Rehabilitation for TBI, Kupersmith said, actually is changing and improving the way the brain operates. VA research also is looking at treatments for pituitary gland damage, which can have far-reaching effects. “The pituitary gland sits on the base of the skull and is like the commander-in-chief of all the other glands in our body,” Kupersmith said.
Recent VA research shows that veterans with TBI are almost twice as likely to be at risk for suicide. A suicide-prevention program is now in its planning stage. Kupersmith said VA and the Department of Defense are collaborating on more joint studies of TBI.
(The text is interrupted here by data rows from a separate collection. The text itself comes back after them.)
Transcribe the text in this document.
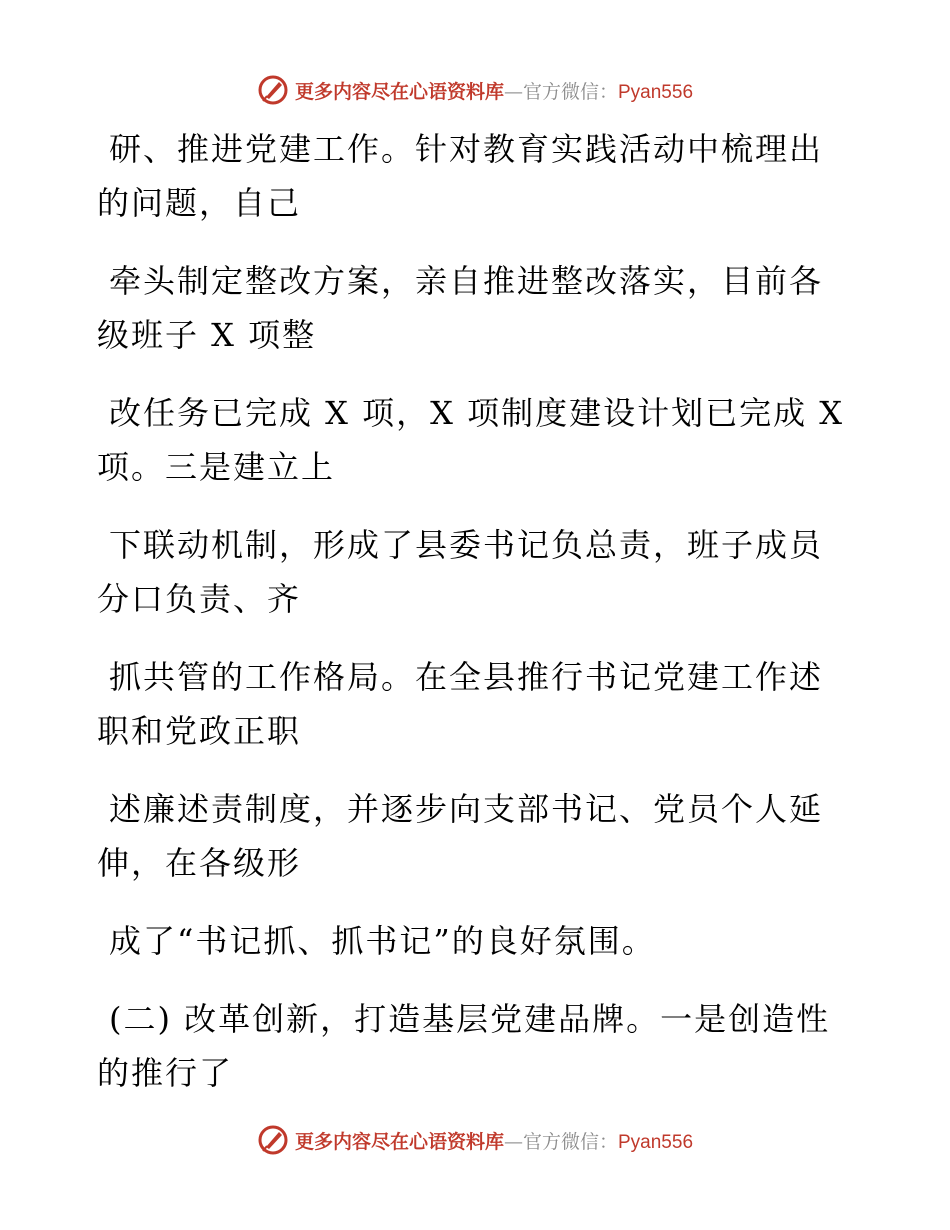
更多内容尽在心语资料库—官方微信：Pyan556

研、推进党建工作。针对教育实践活动中梳理出
的问题，自己

牵头制定整改方案，亲自推进整改落实，目前各
级班子 X 项整

改任务已完成 X 项，X 项制度建设计划已完成 X
项。三是建立上

下联动机制，形成了县委书记负总责，班子成员
分口负责、齐

抓共管的工作格局。在全县推行书记党建工作述
职和党政正职

述廉述责制度，并逐步向支部书记、党员个人延
伸，在各级形

成了“书记抓、抓书记”的良好氛围。

(二) 改革创新，打造基层党建品牌。一是创造性
的推行了

更多内容尽在心语资料库—官方微信：Pyan556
At the end of his update, Kupersmith was asked a question by William Detweiler, a past national commander of the Legion who chairs its ad hoc committee on PTSD/TBI. Referring to VA’s study of alternative medicine, Detweiler asked whether hyperbaric oxygen treatment had been included.
Kupersmith replied that VA is doing a study with DoD on such treatment, and that the Food and Drug Administration has issued warnings about its use.
Detweiler asked for information on why FDA had issued such a warning, and Kupersmith agreed to provide it.
The Legion’s ad hoc committee has been gathering information on best practices and treatments for PTSD and TBI, and should be issuing its final report in the fall.